Antes de la oscuridad.
REECE
No sabría explicar con certeza qué ocasionaba mi fastidio. Probablemente, se remitía a que mi amigo se encontraba en una situación peliaguda y, a su vez, ridícula.
Esa noche, en ese preciso instante en que conducía hacia aquella casa con Nishta a mi lado, tuve por primera vez deseos de golpear fuertemente a Jack. Lo deseé con tanta vehemencia que conseguí asustarme; el cabreo me estaba consumiendo.
Parecía colérico e intuía que eso iba a costarle mucho a Jack.
Nishta, por su parte, tarareaba la letra de alguna canción que resonaba en la radio. Cualquiera que no la conociese pensaría que nada le angustiaba, que se hallaba tan relajada porque no le interesaba lo que podría acontecer aquel día. Y ese pensamiento era tan erróneo.
Cuando el semáforo se tornó rojo, aproveché para girarme hacia mi mejor amiga y observarla con patente curiosidad. Nishta me observó, con el azul de sus ojos muchísimo más oscuro que nunca. En ese entonces, entendí que algo cambió en ella y estimé que, quizá, no sería buena idea cuestionar qué había sido. Aislé mi raciocinio, aquel que chillaba incesantemente exigiéndome retomar el camino e ir a casa, en el segundo en que cruzó mi mente dicho designio.
Rasqué mi barbilla, sintiendo el familiar picor y, cuando me decidía a volver mi atención al volante, Nishta chilló:
— ¡Se ha estropeado la radio!
Me arrellané en mi asiento y extendí mi mano hacia la radio, la cual había empezado a reproducir una chocante combinación de sonidos inarmónicos, que no poseían una letra en particular. «Lo que faltaba», pensé mientras golpeaba los botones tratando de que cambiaran de estación; sin embargo, mis esfuerzos fueron en vano porque la horripilante canción no cesaba.
—Joder —mascullé.
—Ya, déjalo —ordenó—. Vas a empeorarlo.
Le dirigí una mirada cargada de hastío y regresé mis manos al volante, contestando cruelmente:
—Es mi puta radio.
Resopló, echando su cabello hacia atrás e ignorándome adrede. Volví a mirar hacia la carretera, ya el semáforo había cambiado a verde por lo que seguí avanzando. Ocasionalmente, el camino no estaba atestado de adolescentes ebrios o ancianos cabreados, hecho que no era muy común en el pueblo. Posiblemente, todas las diferencias entre ayer y hoy que empezaba a discernir debieron servir de advertencia. Podría haberme percatado de que, incluso la luna parecía resplandecer más entusiasta que en cualquier otra fecha. Fueron insignificantes detalles que, si hubiese tomado en cuenta, me alertarían sobre una mala decisión.

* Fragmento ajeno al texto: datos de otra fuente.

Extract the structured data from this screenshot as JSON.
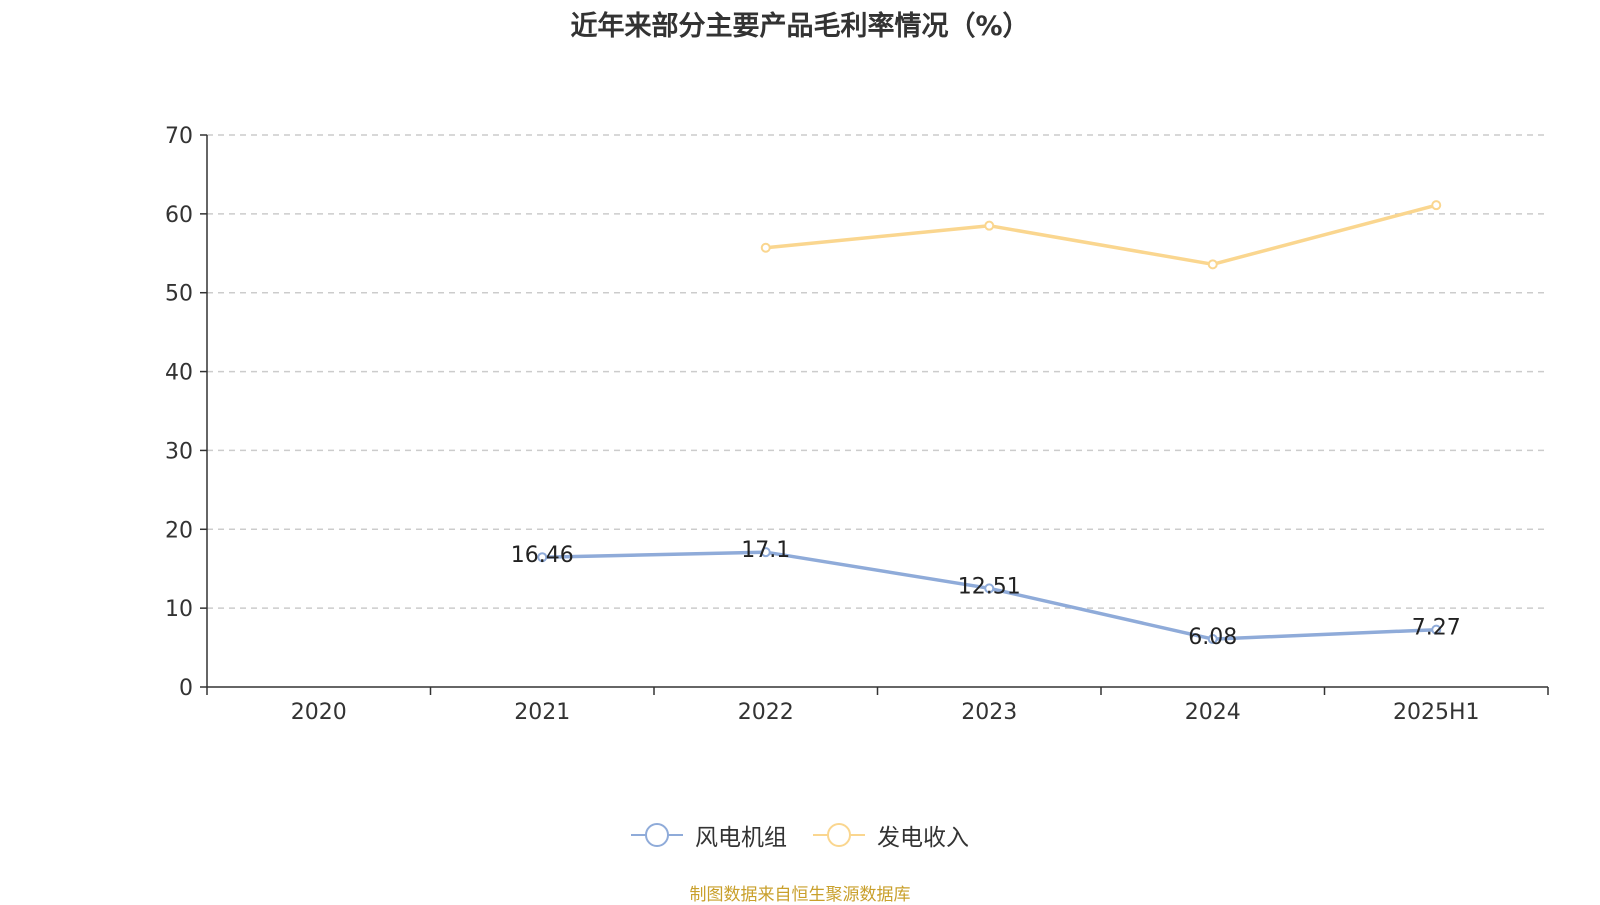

No obstante, no les presté atención y continué mi camino. Sentía que pendía de un hilo, es una impresión que no sabría explicar en qué momento se instaló en mi cabeza, pero que yacía allí durante todo el camino. La canción que resonaba en la radio me aturdía, lo hacía increíblemente porque no le encontraba sentido alguno. Acordes, melodías, y ni una sola palabra. Aparentaba atesorar el único objetivo de hacerme perder la calma e inquietarme.
No me percaté de que estaba dejando la vía y me adentraba en una encrucijada hasta que la aguda voz de mi amiga, culminando con mi ensimismamiento, exclamó:
— ¡Reece! ¡Detente!
Hubo un instante en el que todo pareció correr en cámara lenta. Como una jodida película dramática. Simplemente se detuvo.
Un auto negro se cruzó en mi campo de visión y, cuando quise girar el volante para detener el choque, aquel aceleró, estrellándose fuertemente con el viejo Audi de papá, que en ese entonces yo conducía.
No supe describir cómo o cuánto tiempo duró el impacto, ya que entré en una especie de trance al escuchar el estridente grito de Nishta y percibir el cristal de la ventanilla hacerse trizas y caer sobre nosotros. Punzantes y minúsculos trozos de vidrio, rasgaron la piel de mis manos y, unos pocos alcanzaron mi rostro. Dolía, por lo que solté un endeble quejido antes de volver abrir los ojos —los cuales siquiera me percaté del momento en que los cerré—, e intentar abrir la puerta.
—Reece… —miré rápidamente a mi amiga, quien observaba horrorizada hacia afuera—. Tenemos que salir.
— ¡Eso intento! —repliqué.
—No, no… Reece —tomó mi hombro y me señaló en la dirección que veía.
Afuera, el coche que había colisionado con el nuestro, se encendía y disponía a marcharse. Como si ya hubiese terminado su trabajo. ¿Lo más aterrador? No se le apreciaba ningún daño; era casi inverosímil. Impulsé mi pie y pateé con fuerza la puerta junto a mí, obligándola a abrirse.